More than fifty countries require the full package. Many others require at least one component. These filings disclose group structure, intercompany pricing methods, jurisdiction-level profit data, and tax paid by geography.
Historically, much of this information surfaced during audits. Now it is delivered every year in structured formats. Electronic portals capture fields that can be queried across taxpayers and industries.
Mexico has invested in audit analytics. The IRS has increased its use of AI tools to screen returns. Costa Rica modernized its transfer pricing return through its TRIBU-CR platform after earlier technical setbacks delayed implementation.
The pattern
Transfer pricing enforcement has always been resource-intensive. The rules are detailed and fact-specific. Skilled examiners are in short supply, particularly in developing economies.
Structured reporting alters that constraint. Uniform formats allow agencies to compare submissions at scale. Systems can test whether margins deviate from peer ranges. They can identify mismatches between a master file and a local file. They can surface discrepancies before a human review begins.
Enforcement relies more on the quality of data and analytical skills than on the number of staff.
For tax authorities, expanded reporting raises the informational baseline. Technology lowers the cost of initial screening. Agencies can concentrate audit resources on cases flagged by their systems as outliers.
For multinational groups, the pressure shifts toward consistency. Risk arises from numbers that do not reconcile across documents or jurisdictions. A defensible pricing position can still attract scrutiny if disclosures conflict.
Jurisdictional variation increases the burden. Each country designs its own forms. Data fields and definitions differ. Systems built for one regime may not align cleanly with another. Companies must coordinate internal reporting across legal, accounting, and operational functions to avoid inconsistencies.
When negotiations over substantive reform slow, documentation growth continues. Debates over Pillar One illustrate this dynamic. Political agreement on reallocating taxing rights remains uncertain. Reporting requirements expand regardless.
Lessons for practitioners
Enforcement increasingly tracks data structure rather than statutory change.

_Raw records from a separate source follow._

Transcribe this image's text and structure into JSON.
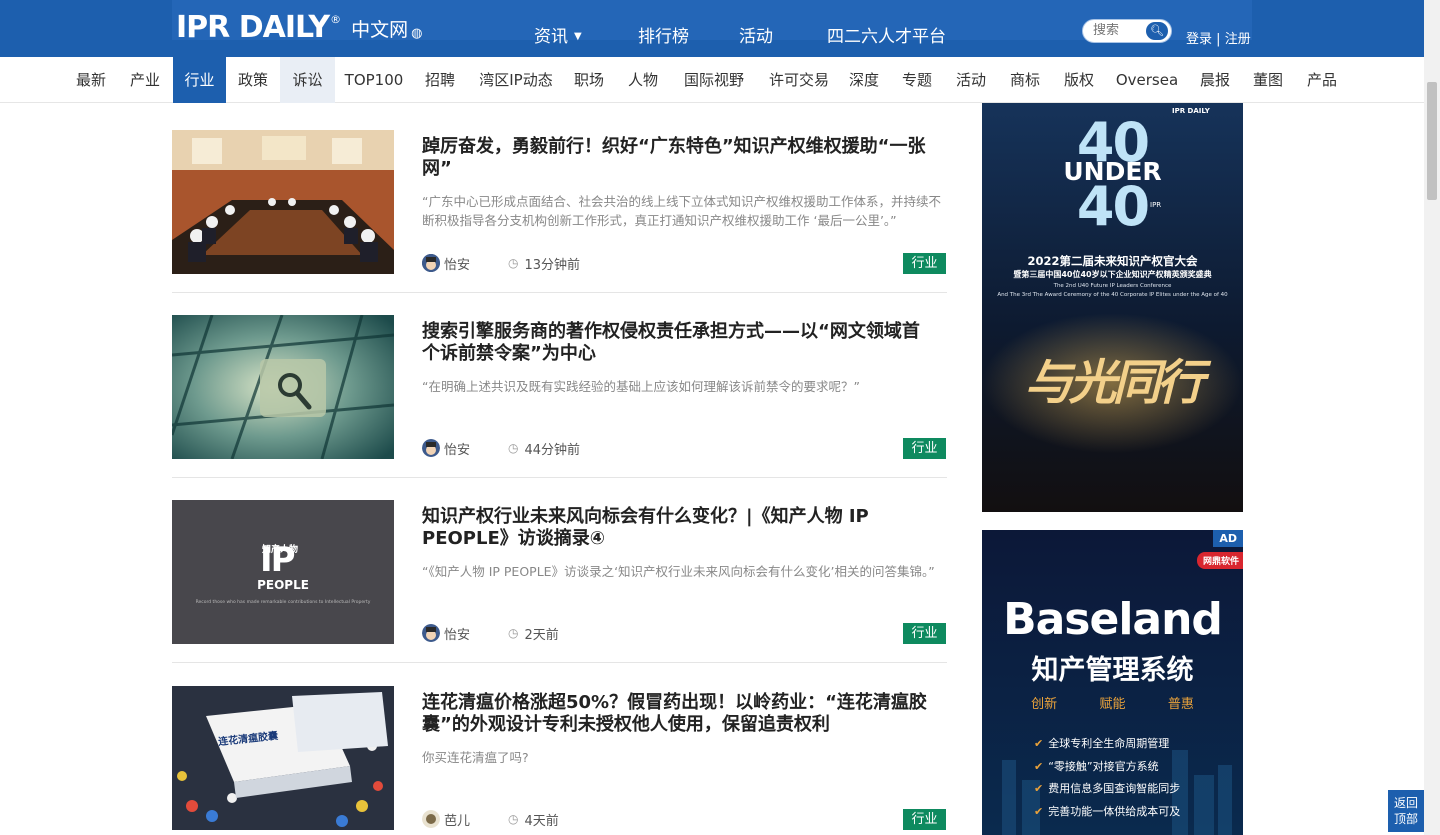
{
  "header": {
    "logo": "IPR DAILY",
    "logo_reg": "®",
    "logo_cn": "中文网",
    "nav": [
      "资讯",
      "排行榜",
      "活动",
      "四二六人才平台"
    ],
    "search_placeholder": "搜索",
    "login": "登录",
    "separator": "|",
    "register": "注册"
  },
  "categories": [
    "最新",
    "产业",
    "行业",
    "政策",
    "诉讼",
    "TOP100",
    "招聘",
    "湾区IP动态",
    "职场",
    "人物",
    "国际视野",
    "许可交易",
    "深度",
    "专题",
    "活动",
    "商标",
    "版权",
    "Oversea",
    "晨报",
    "董图",
    "产品"
  ],
  "active_category": "行业",
  "articles": [
    {
      "title": "踔厉奋发，勇毅前行！织好“广东特色”知识产权维权援助“一张网”",
      "summary": "“广东中心已形成点面结合、社会共治的线上线下立体式知识产权维权援助工作体系，并持续不断积极指导各分支机构创新工作形式，真正打通知识产权维权援助工作 ‘最后一公里’。”",
      "author": "怡安",
      "time": "13分钟前",
      "tag": "行业"
    },
    {
      "title": "搜索引擎服务商的著作权侵权责任承担方式——以“网文领域首个诉前禁令案”为中心",
      "summary": "“在明确上述共识及既有实践经验的基础上应该如何理解该诉前禁令的要求呢？”",
      "author": "怡安",
      "time": "44分钟前",
      "tag": "行业"
    },
    {
      "title": "知识产权行业未来风向标会有什么变化？|《知产人物 IP PEOPLE》访谈摘录④",
      "summary": "“《知产人物 IP PEOPLE》访谈录之‘知识产权行业未来风向标会有什么变化’相关的问答集锦。”",
      "author": "怡安",
      "time": "2天前",
      "tag": "行业",
      "thumb_brand": "知产人物",
      "thumb_big": "IP",
      "thumb_sub": "PEOPLE",
      "thumb_tagline": "Record those who has made remarkable contributions to Intellectual Property"
    },
    {
      "title": "连花清瘟价格涨超50%？假冒药出现！以岭药业：“连花清瘟胶囊”的外观设计专利未授权他人使用，保留追责权利",
      "summary": "你买连花清瘟了吗?",
      "author": "芭儿",
      "time": "4天前",
      "tag": "行业",
      "thumb_box_label": "连花清瘟胶囊"
    }
  ],
  "ad1": {
    "brand": "IPR DAILY",
    "big_top": "40",
    "under": "UNDER",
    "big_bottom": "40",
    "ipr": "IPR",
    "title": "2022第二届未来知识产权官大会",
    "subtitle": "暨第三届中国40位40岁以下企业知识产权精英颁奖盛典",
    "en1": "The 2nd U40 Future IP Leaders Conference",
    "en2": "And The 3rd The Award Ceremony of the 40 Corporate IP Elites under the Age of 40",
    "calligraphy": "与光同行"
  },
  "ad2": {
    "badge": "AD",
    "partner": "网鼎软件",
    "title": "Baseland",
    "subtitle": "知产管理系统",
    "slogans": [
      "创新",
      "赋能",
      "普惠"
    ],
    "features": [
      "全球专利全生命周期管理",
      "“零接触”对接官方系统",
      "费用信息多国查询智能同步",
      "完善功能一体供给成本可及"
    ]
  },
  "backtop": [
    "返回",
    "顶部"
  ],
  "colors": {
    "brand_blue": "#1d5fae",
    "tag_green": "#0e8a5f",
    "ad_dark": "#0b1630"
  }
}
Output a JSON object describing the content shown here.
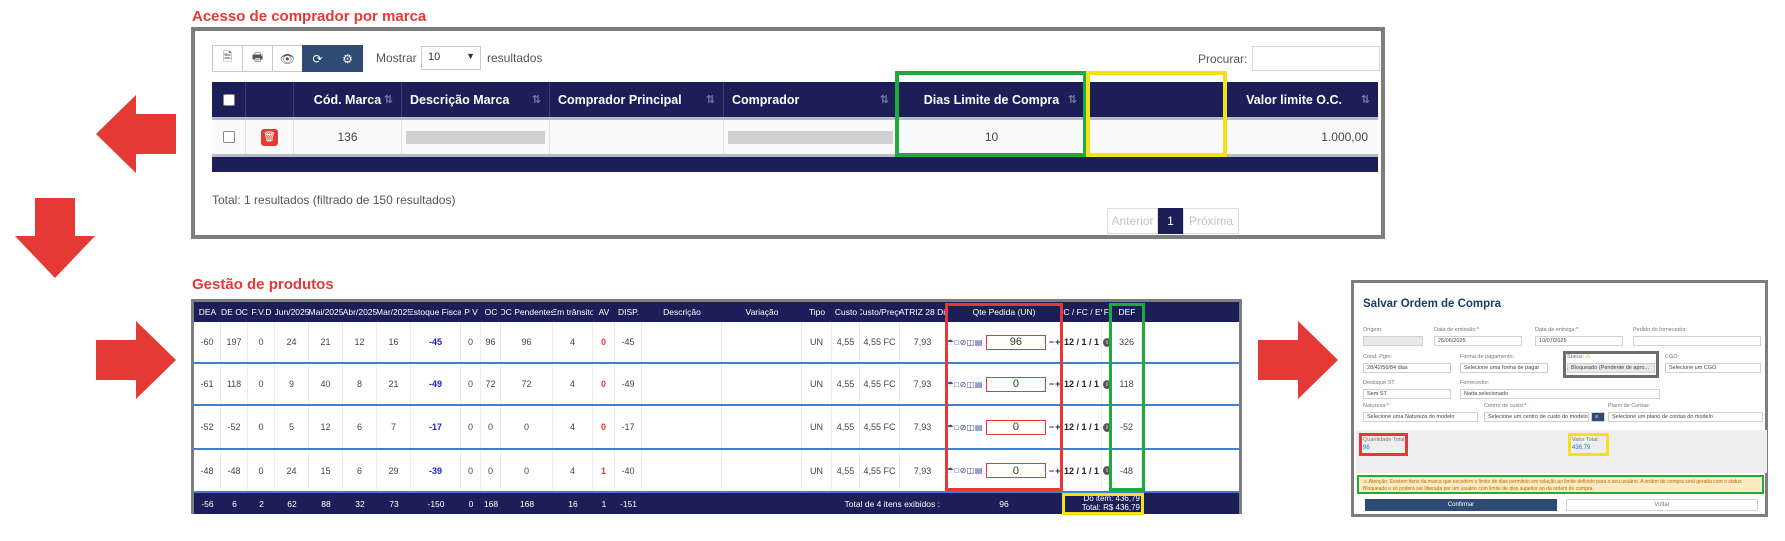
{
  "top_section": {
    "title": "Acesso de comprador por marca",
    "toolbar": {
      "icons": [
        "file-excel-icon",
        "print-icon",
        "eye-icon",
        "refresh-icon",
        "cogs-icon"
      ],
      "show_label": "Mostrar",
      "page_size": "10",
      "results_label": "resultados",
      "search_label": "Procurar:",
      "search_value": ""
    },
    "columns": [
      "Cód. Marca",
      "Descrição Marca",
      "Comprador Principal",
      "Comprador",
      "Dias Limite de Compra",
      "Valor limite O.C."
    ],
    "row": {
      "cod_marca": "136",
      "dias_limite": "10",
      "valor_limite": "1.000,00"
    },
    "total_info": "Total: 1 resultados (filtrado de 150 resultados)",
    "pagination": {
      "prev": "Anterior",
      "current": "1",
      "next": "Próxima"
    }
  },
  "bottom_section": {
    "title": "Gestão de produtos",
    "columns": [
      "DEA",
      "DE OC",
      "F.V.D",
      "Jun/2025",
      "Mai/2025",
      "Abr/2025",
      "Mar/2025",
      "Estoque Fiscal",
      "P V",
      "OC",
      "OC Pendentes",
      "Em trânsito",
      "AV",
      "DISP.",
      "Descrição",
      "Variação",
      "Tipo",
      "Custo",
      "Custo/Preço",
      "MATRIZ 28 Dias",
      "Qte Pedida (UN)",
      "EC / FC / EV",
      "F.",
      "DEF"
    ],
    "rows": [
      {
        "dea": "-60",
        "deoc": "197",
        "fvd": "0",
        "jun": "24",
        "mai": "21",
        "abr": "12",
        "mar": "16",
        "estoque": "-45",
        "pv": "0",
        "oc": "96",
        "ocp": "96",
        "transito": "4",
        "av": "0",
        "disp": "-45",
        "tipo": "UN",
        "custo": "4,55",
        "custo_preco": "4,55 FC",
        "matriz": "7,93",
        "qte": "96",
        "ec": "12 / 1 / 1",
        "def": "326"
      },
      {
        "dea": "-61",
        "deoc": "118",
        "fvd": "0",
        "jun": "9",
        "mai": "40",
        "abr": "8",
        "mar": "21",
        "estoque": "-49",
        "pv": "0",
        "oc": "72",
        "ocp": "72",
        "transito": "4",
        "av": "0",
        "disp": "-49",
        "tipo": "UN",
        "custo": "4,55",
        "custo_preco": "4,55 FC",
        "matriz": "7,93",
        "qte": "0",
        "ec": "12 / 1 / 1",
        "def": "118"
      },
      {
        "dea": "-52",
        "deoc": "-52",
        "fvd": "0",
        "jun": "5",
        "mai": "12",
        "abr": "6",
        "mar": "7",
        "estoque": "-17",
        "pv": "0",
        "oc": "0",
        "ocp": "0",
        "transito": "4",
        "av": "0",
        "disp": "-17",
        "tipo": "UN",
        "custo": "4,55",
        "custo_preco": "4,55 FC",
        "matriz": "7,93",
        "qte": "0",
        "ec": "12 / 1 / 1",
        "def": "-52"
      },
      {
        "dea": "-48",
        "deoc": "-48",
        "fvd": "0",
        "jun": "24",
        "mai": "15",
        "abr": "6",
        "mar": "29",
        "estoque": "-39",
        "pv": "0",
        "oc": "0",
        "ocp": "0",
        "transito": "4",
        "av": "1",
        "disp": "-40",
        "tipo": "UN",
        "custo": "4,55",
        "custo_preco": "4,55 FC",
        "matriz": "7,93",
        "qte": "0",
        "ec": "12 / 1 / 1",
        "def": "-48"
      }
    ],
    "footer": {
      "dea": "-56",
      "deoc": "6",
      "fvd": "2",
      "jun": "62",
      "mai": "88",
      "abr": "32",
      "mar": "73",
      "estoque": "-150",
      "pv": "0",
      "oc": "168",
      "ocp": "168",
      "transito": "16",
      "av": "1",
      "disp": "-151",
      "total_items": "Total de 4 itens exibidos :",
      "qte_total": "96",
      "do_item": "Do item: 436,79",
      "total": "Total: R$ 436,79"
    }
  },
  "order_panel": {
    "title": "Salvar Ordem de Compra",
    "labels": {
      "origem": "Origem:",
      "emissao": "Data de emissão:",
      "entrega": "Data de entrega:",
      "pedido_fornecedor": "Pedido do fornecedor:",
      "cond_pgto": "Cond. Pgto:",
      "forma_pagamento": "Forma de pagamento:",
      "status": "Status:",
      "cgo": "CGO:",
      "desloque": "Desloque ST",
      "fornecedor": "Fornecedor:",
      "natureza": "Natureza:",
      "centro_custo": "Centro de custo:",
      "plano_contas": "Plano de Contas:",
      "qtd_total": "Quantidade Total:",
      "valor_total": "Valor Total:"
    },
    "values": {
      "emissao": "26/06/2025",
      "entrega": "10/07/2025",
      "cond_pgto": "28/42/56/84 dias",
      "forma_pagamento": "Selecione uma forma de pagar",
      "status": "Bloqueado (Pendente de apro...",
      "cgo": "Selecione um CGO",
      "desloque": "Sem ST",
      "fornecedor": "Nada selecionado",
      "natureza": "Selecione uma Natureza do modelo",
      "centro_custo": "Selecione um centro de custo do modelo",
      "plano_contas": "Selecione um plano de contas do modelo",
      "qtd_total": "96",
      "valor_total": "436,79"
    },
    "alert": "Atenção: Existem itens da marca que excedem o limite de dias permitido em relação ao limite definido para o seu usuário. A ordem de compra será gerada com o status Bloqueado e só poderá ser liberada por um usuário com limite de dias superior ao da ordem de compra.",
    "confirm": "Confirmar",
    "back": "Voltar"
  },
  "colors": {
    "accent_red": "#e53935",
    "header_navy": "#1b1e57",
    "highlight_green": "#1faa3c",
    "highlight_yellow": "#f4e11a"
  }
}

Inconsistencies across filings function as audit signals.
Reporting growth can substitute for agreement on substantive reform.
Technology reduces the scale advantage once held by large multinationals.

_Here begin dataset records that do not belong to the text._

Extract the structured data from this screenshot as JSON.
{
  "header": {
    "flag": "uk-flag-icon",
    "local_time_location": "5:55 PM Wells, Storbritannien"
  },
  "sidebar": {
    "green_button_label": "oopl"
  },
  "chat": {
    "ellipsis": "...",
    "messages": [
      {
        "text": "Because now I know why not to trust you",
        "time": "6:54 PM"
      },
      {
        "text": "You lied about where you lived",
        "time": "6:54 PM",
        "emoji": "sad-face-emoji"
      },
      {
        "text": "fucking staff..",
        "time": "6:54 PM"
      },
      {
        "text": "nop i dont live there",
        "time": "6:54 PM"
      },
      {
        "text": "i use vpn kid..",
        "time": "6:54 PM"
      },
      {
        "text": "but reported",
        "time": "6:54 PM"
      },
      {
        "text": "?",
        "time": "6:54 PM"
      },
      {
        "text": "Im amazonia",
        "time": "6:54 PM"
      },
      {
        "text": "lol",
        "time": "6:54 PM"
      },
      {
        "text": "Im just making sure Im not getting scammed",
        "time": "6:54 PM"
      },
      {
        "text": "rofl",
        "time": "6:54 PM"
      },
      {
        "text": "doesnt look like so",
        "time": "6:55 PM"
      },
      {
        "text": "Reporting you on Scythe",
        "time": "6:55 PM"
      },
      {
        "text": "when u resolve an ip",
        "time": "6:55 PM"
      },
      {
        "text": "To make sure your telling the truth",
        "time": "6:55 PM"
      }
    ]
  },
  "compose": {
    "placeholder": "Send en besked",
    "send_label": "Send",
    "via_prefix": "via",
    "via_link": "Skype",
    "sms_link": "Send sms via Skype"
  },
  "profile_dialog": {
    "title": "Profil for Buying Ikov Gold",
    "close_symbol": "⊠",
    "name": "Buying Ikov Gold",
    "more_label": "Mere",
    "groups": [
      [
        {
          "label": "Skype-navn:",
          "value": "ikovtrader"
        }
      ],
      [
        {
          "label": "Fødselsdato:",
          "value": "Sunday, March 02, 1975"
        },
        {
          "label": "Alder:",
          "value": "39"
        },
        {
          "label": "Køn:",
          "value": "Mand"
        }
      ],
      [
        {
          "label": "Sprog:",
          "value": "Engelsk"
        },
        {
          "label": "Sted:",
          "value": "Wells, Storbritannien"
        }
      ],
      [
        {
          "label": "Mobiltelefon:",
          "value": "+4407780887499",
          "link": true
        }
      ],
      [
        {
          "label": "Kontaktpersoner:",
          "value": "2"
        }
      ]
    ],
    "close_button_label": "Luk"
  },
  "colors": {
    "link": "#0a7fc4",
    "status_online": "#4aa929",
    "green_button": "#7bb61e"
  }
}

Jurisdictional variation shifts coordination risk onto globally operating taxpayers.
The human element
Within tax agencies, analytical teams address budget constraints and staffing shortages. Digital screening provides a means to handle high volumes. In companies, tax departments need to coordinate information across borders and systems. The main challenge comes from operational complexity, not from unclear legal standards.
Forward view
Standardized reporting is expected to grow more comprehensive as additional jurisdictions upgrade their filing systems. The analytical utilization of the data will also increase. Meanwhile, substantial reform efforts may pick up again in international forums, with ongoing administrative capacity-building occurring alongside.
Enforcement will become more selective and more automated. Compliance risk will focus on mismatches and outliers rather than on overtly aggressive positions.